Take a second.
- Mark Runnalls

- Apr 29
- 3 min read

Think about the day you qualified.
How capable did you actually feel? How much did you really know? Were you confident? Or were you like me, a little terrified, when you walked out with that designation in your hand?
And how much of what makes you genuinely valuable today did you learn in the years that followed? The clients you couldn't have handled then. The decisions you now make without thinking. The judgement that only comes from being tested, failing quietly, and finding a better way.
None of that is on your CV. None of it is in your credential.
We built a system for lifelong learning. We just forgot that people move.

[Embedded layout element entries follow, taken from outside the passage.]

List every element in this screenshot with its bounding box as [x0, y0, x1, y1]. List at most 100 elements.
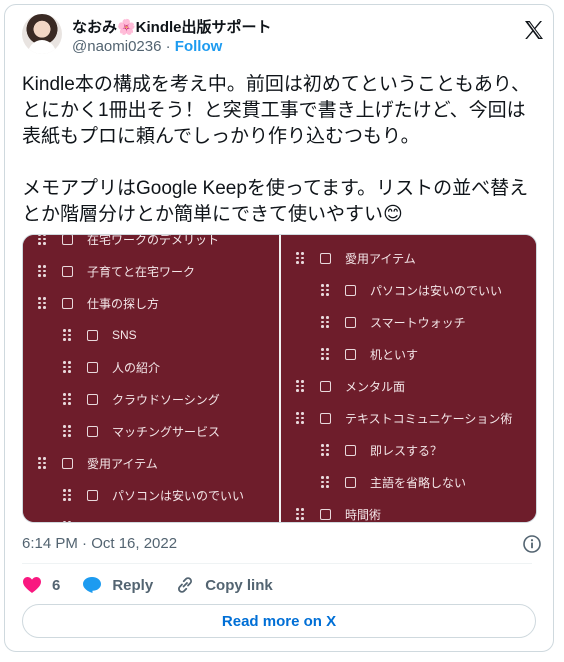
drag-handle-icon [38, 457, 48, 469]
checklist-item: 仕事の探し方 [38, 293, 159, 313]
handle-separator: · [165, 38, 171, 55]
checkbox-icon [320, 508, 331, 520]
checkbox-icon [62, 265, 73, 277]
drag-handle-icon [63, 361, 73, 373]
actions-divider [22, 563, 532, 564]
drag-handle-icon [321, 316, 331, 328]
checklist-item-label: 仕事の探し方 [87, 296, 160, 311]
drag-handle-icon [321, 284, 331, 296]
checklist-item: クラウドソーシング [63, 389, 220, 409]
checkbox-icon [87, 425, 98, 437]
checklist-item-label: 机といす [370, 347, 419, 362]
info-icon[interactable] [522, 534, 542, 554]
follow-button[interactable]: Follow [175, 38, 223, 55]
checkbox-icon [345, 444, 356, 456]
checklist-item: 愛用アイテム [38, 453, 158, 473]
checklist-item-label: パソコンは安いのでいい [370, 283, 503, 298]
checkbox-icon [87, 329, 98, 341]
author-name[interactable]: なおみ🌸Kindle出版サポート [72, 16, 272, 37]
checklist-item: パソコンは安いのでいい [321, 280, 502, 300]
drag-handle-icon [63, 329, 73, 341]
checklist-item-label: マッチングサービス [112, 424, 221, 439]
drag-handle-icon [296, 412, 306, 424]
checklist-item: SNS [63, 325, 137, 345]
tweet-actions: 6 Reply Copy link [22, 575, 295, 595]
checklist-item-label: 在宅ワークのデメリット [87, 235, 220, 247]
reply-button[interactable]: Reply [82, 576, 153, 594]
checkbox-icon [87, 489, 98, 501]
checklist-item-label: スマートウォッチ [112, 519, 208, 523]
tweet-timestamp[interactable]: 6:14 PM · Oct 16, 2022 [22, 535, 177, 552]
drag-handle-icon [321, 476, 331, 488]
checklist-item-label: SNS [112, 328, 137, 342]
tweet-media-image[interactable]: 在宅ワークのデメリット 子育てと在宅ワーク 仕事の探し方 SNS 人の紹介クラウドソーシ… [22, 234, 537, 523]
checklist-item: 主語を省略しない [321, 472, 466, 492]
keep-list-left-panel: 在宅ワークのデメリット 子育てと在宅ワーク 仕事の探し方 SNS 人の紹介クラウドソーシ… [23, 235, 279, 522]
checklist-item: 机といす [321, 344, 418, 364]
checkbox-icon [345, 476, 356, 488]
drag-handle-icon [321, 444, 331, 456]
drag-handle-icon [296, 380, 306, 392]
checklist-item-label: 愛用アイテム [345, 251, 416, 266]
checklist-item: 即レスする？ [321, 440, 442, 460]
checklist-item-label: 主語を省略しない [370, 475, 467, 490]
author-handle[interactable]: @naomi0236 [72, 38, 161, 55]
checklist-item: 時間術 [296, 504, 381, 522]
checklist-item-label: 人の紹介 [112, 360, 161, 375]
checkbox-icon [87, 521, 98, 522]
checkbox-icon [320, 252, 331, 264]
checkbox-icon [345, 316, 356, 328]
drag-handle-icon [63, 489, 73, 501]
reply-label: Reply [112, 576, 154, 594]
checkbox-icon [320, 380, 331, 392]
checklist-item-label: テキストコミュニケーション術 [345, 411, 513, 426]
like-button[interactable]: 6 [22, 576, 60, 594]
checklist-item: スマートウォッチ [63, 517, 208, 522]
checklist-item-label: スマートウォッチ [370, 315, 466, 330]
drag-handle-icon [63, 425, 73, 437]
drag-handle-icon [321, 348, 331, 360]
keep-list-right-panel: 愛用アイテムパソコンは安いのでいい スマートウォッチ 机といすメンタル面テキストコミ… [281, 235, 536, 522]
checklist-item-label: パソコンは安いのでいい [112, 488, 245, 503]
checkbox-icon [62, 297, 73, 309]
checklist-item-label: 愛用アイテム [87, 456, 158, 471]
tweet-text: Kindle本の構成を考え中。前回は初めてということもあり、とにかく1冊出そう！… [22, 74, 531, 225]
checkbox-icon [320, 412, 331, 424]
checklist-item-label: 子育てと在宅ワーク [87, 264, 196, 279]
x-logo-icon[interactable] [522, 18, 546, 42]
drag-handle-icon [38, 297, 48, 309]
checklist-item: マッチングサービス [63, 421, 220, 441]
checklist-item: 愛用アイテム [296, 248, 416, 268]
checklist-item: テキストコミュニケーション術 [296, 408, 512, 428]
checkbox-icon [62, 457, 73, 469]
drag-handle-icon [296, 252, 306, 264]
checklist-item: 人の紹介 [63, 357, 160, 377]
checklist-item: スマートウォッチ [321, 312, 466, 332]
avatar-figure [28, 40, 56, 54]
like-count: 6 [52, 576, 61, 594]
checkbox-icon [345, 348, 356, 360]
checklist-item-label: 時間術 [345, 507, 382, 522]
copy-link-label: Copy link [205, 576, 273, 594]
checkbox-icon [62, 235, 73, 245]
checklist-item-label: メンタル面 [345, 379, 406, 394]
copy-link-button[interactable]: Copy link [175, 576, 273, 594]
reply-bubble-icon [83, 577, 102, 593]
drag-handle-icon [296, 508, 306, 520]
author-avatar[interactable] [22, 14, 62, 54]
checkbox-icon [87, 361, 98, 373]
checklist-item: メンタル面 [296, 376, 405, 396]
checklist-item: 子育てと在宅ワーク [38, 261, 195, 281]
drag-handle-icon [38, 265, 48, 277]
checklist-item-label: クラウドソーシング [112, 392, 220, 407]
checklist-item: 在宅ワークのデメリット [38, 235, 219, 249]
heart-icon [23, 577, 41, 593]
link-icon [178, 577, 193, 593]
author-handle-row: @naomi0236 · Follow [72, 38, 222, 55]
checkbox-icon [87, 393, 98, 405]
read-more-button[interactable]: Read more on X [22, 604, 536, 638]
checklist-item-label: 即レスする？ [370, 443, 443, 458]
checkbox-icon [345, 284, 356, 296]
drag-handle-icon [38, 235, 48, 245]
drag-handle-icon [63, 521, 73, 522]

Careers aren't linear anymore - if the ever were. Professionals migrate across industries, sectors, firm sizes, geographies. The skills they develop in one context get stress-tested, reshaped, and redeployed somewhere completely different. The accountant who spent five years in a Big Four firm and then ran finance for a 12-person startup is not the same professional they were when they qualified. They're more, or different, at least. But the credential on their CV hasn't changed.
That's the gap nobody wants to talk about.
Qualifications have a half-life. The profession moves. The tools change. The contexts in which capability gets deployed look nothing like they did when the exam was written. A designation earned in 2012 tells you what someone knew then. It tells you almost nothing about who they've become since or whether that capability still holds up under the pressures of a market that's transformed around them.
AI just made this impossible to ignore. Job boards are drowning in beautifully formatted, keyword-optimised, utterly hollow applications. Recruiters are scrambling. Algorithms are being retuned. Everyone's looking for a better signal.
Professional bodies may just have the answer.
Of every institution in the credentialing ecosystem, professional bodies have the most to gain from a system of lifelong recognition - not just lifelong learning. They have the domain knowledge to understand what capability actually looks like in their profession. They have the community to validate it. They have the trust of both the professionals who hold the credentials and the employers who rely on them.
What they haven't yet built is the infrastructure to look beyond the qualification and ask: what has this person actually done since they earned it? In what context did they deploy those skills? What does the texture of their career - the episodes, the pressure, the improvisation, the recovery - actually tell us about who they are today?
That's the job board employers will pay a premium to access. Not the one with the most listings. The one where the noise has been replaced with accuracy, honesty and precision. Candidates who can actually do what the job demands.
The system for lifelong learning exists.
The system for lifelong recognition doesn't. Not yet. Not at scale, not in a way that captures the career episodes that predict performance better than any qualification alone.
That's not a technology problem. It's a perception problem, and we think that some professional bodies have started to realise: they just may be part of the solution.
It's exactly why we started Ripltec. Not to automate credentialing. We are building the evidence layer that sits between education and employability, and finally make the career journey as well regarded as the destination qualification.